Paris. Philharmonie. Salle Pierre Boulez. Lundi 27 mars 2023
En à peine plus de trois ans, Alexandre
Kantorow serait-il déjà devenu la coqueluche du public parisien ? A en
juger de l’accueil que lui a réservé la Philharmonie lundi 27 mars 2023, la
réponse est plus que positive. Une Salle Pierre Boulez pleine comme un œuf,
ovationnant à tout rompre le jeune homme de vingt-cinq ans, digne fils de son
père violoniste et chef d’orchestre Jean-Jacques Kantorow, l’atteste
indubitablement.
Il faut dire que son récital a été impressionnant, un véritable envoutement sonore et une ensorceleuse poésie dans un programme intelligemment pensé dans lequel son jeu et sa virtuosité naturelle lui ont permis d’exprimer avec une infinie variété de ductiles nuances et des couleurs au spectre large et surnaturel, suscitant une véritable alchimie de musicalité magnifiée par une technique étourdissante. Ainsi servies, les œuvres du programme ont dégagé une grande humanité. Interprété avec élégance et un sens des nuances saisissant, magnifié par un touché aérien et coloré des doigts de magicien du jeune pianiste français de 25 ans vainqueur à l’unanimité de l’exigeant Concours Tchaïkovski 2019, l’émotion a été à son comble, motivant une écoute quasi religieuse interrompue néanmoins par quelques applaudissements intempestifs entre les mouvements.

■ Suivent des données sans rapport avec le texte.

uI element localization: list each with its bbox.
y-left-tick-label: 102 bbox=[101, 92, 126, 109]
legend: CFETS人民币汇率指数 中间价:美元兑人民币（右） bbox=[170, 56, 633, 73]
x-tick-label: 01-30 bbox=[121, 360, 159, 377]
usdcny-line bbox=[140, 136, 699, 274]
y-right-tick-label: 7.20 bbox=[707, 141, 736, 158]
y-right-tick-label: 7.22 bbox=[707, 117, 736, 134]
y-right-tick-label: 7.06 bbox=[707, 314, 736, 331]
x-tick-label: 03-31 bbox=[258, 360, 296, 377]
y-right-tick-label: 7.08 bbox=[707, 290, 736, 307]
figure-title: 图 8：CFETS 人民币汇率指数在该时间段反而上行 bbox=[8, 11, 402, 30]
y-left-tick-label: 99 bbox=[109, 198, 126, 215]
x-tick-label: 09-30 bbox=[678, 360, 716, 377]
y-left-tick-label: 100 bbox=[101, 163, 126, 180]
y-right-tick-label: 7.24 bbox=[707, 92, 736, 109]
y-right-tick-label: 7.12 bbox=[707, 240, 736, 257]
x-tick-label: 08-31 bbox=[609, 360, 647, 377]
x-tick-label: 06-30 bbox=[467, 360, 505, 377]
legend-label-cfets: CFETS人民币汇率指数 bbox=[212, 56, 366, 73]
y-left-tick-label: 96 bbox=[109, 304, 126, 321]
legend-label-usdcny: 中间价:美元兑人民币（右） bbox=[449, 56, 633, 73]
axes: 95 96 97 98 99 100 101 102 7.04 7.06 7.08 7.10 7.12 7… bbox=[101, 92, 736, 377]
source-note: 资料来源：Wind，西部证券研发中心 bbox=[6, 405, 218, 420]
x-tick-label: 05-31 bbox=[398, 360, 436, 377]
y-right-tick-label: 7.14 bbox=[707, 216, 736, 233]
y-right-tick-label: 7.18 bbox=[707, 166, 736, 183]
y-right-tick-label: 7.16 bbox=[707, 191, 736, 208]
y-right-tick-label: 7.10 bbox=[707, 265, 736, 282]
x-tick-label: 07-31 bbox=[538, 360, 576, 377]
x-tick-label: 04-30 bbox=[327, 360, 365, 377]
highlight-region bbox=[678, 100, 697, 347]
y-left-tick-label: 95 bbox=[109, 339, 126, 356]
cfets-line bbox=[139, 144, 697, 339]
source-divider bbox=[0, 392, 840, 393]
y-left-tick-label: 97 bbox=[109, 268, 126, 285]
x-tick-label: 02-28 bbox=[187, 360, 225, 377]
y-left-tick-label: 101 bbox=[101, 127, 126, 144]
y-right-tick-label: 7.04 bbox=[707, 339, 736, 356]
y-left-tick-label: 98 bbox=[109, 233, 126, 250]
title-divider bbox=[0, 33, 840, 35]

Deux grandes partitions en ut majeur avec au centre quatre lieder dans des arrangements pour piano couvrant période 1816-1853… Tout d’abord la Sonate n° 1 en ut majeur op. 1 composée en 1853 par Johannes Brahms qui a atteint sous les doigts magnétiques d’Alexandre Kantorow une profondeur impressionnante au service d’une tension dramatique ahurissante, suivie après l’entracte de quatre lieder (Der Wanderer, Der Müller und der Bach, Frühlingsglaube, Die Stadt et Am Meer) de Schubert au chant souverain dans les admirables arrangements pour piano seul de Franz Liszt, Der Wanderer annonçant l’athlétique Wanderer Fantasie pour piano en ut majeur D. 760 que le même Schubert a composée en 1822 et qui, sous les doigts d’Alexandre Kantorow, devient une véritable invitation au voyage truffée d’obstacles surmontés avec panache par le pianiste.
Ce programme bien pensé aura été malheureusement trop court, avec moins de quatre-vingt minutes. Tant et si bien que, certainement conscient de cette brièveté, Alexandre Kantorow n’a pas été avare de bis, au nombre de quatre, gonflant le minutage de vingt-cinq minutes en prolongeant le caractère poignant de la fantaisie schubertienne par quatre réductions pour piano, commençant par la Valse triste de Jean Sibelius arrangée par deux Hongrois, le compositeur violoniste Franz von Vecsey (1893-1935) et le pianiste György Cziffra (1921-1994), poursuivant avec le lied Ständchen (Sérénade) D. 957 de Franz Schubert arrangé par Franz Liszt joué avec un iPad sur le pupitre, puis le Rondo de Mozart Alla Turka arrangé par le pianiste russe Arcadi Volodos, enfin la Litanie « Am Tage Aller Seelen » (« Pour la Fête de Toutes les Âmes ») D. 343 de Schubert dans la version pour piano de Liszt.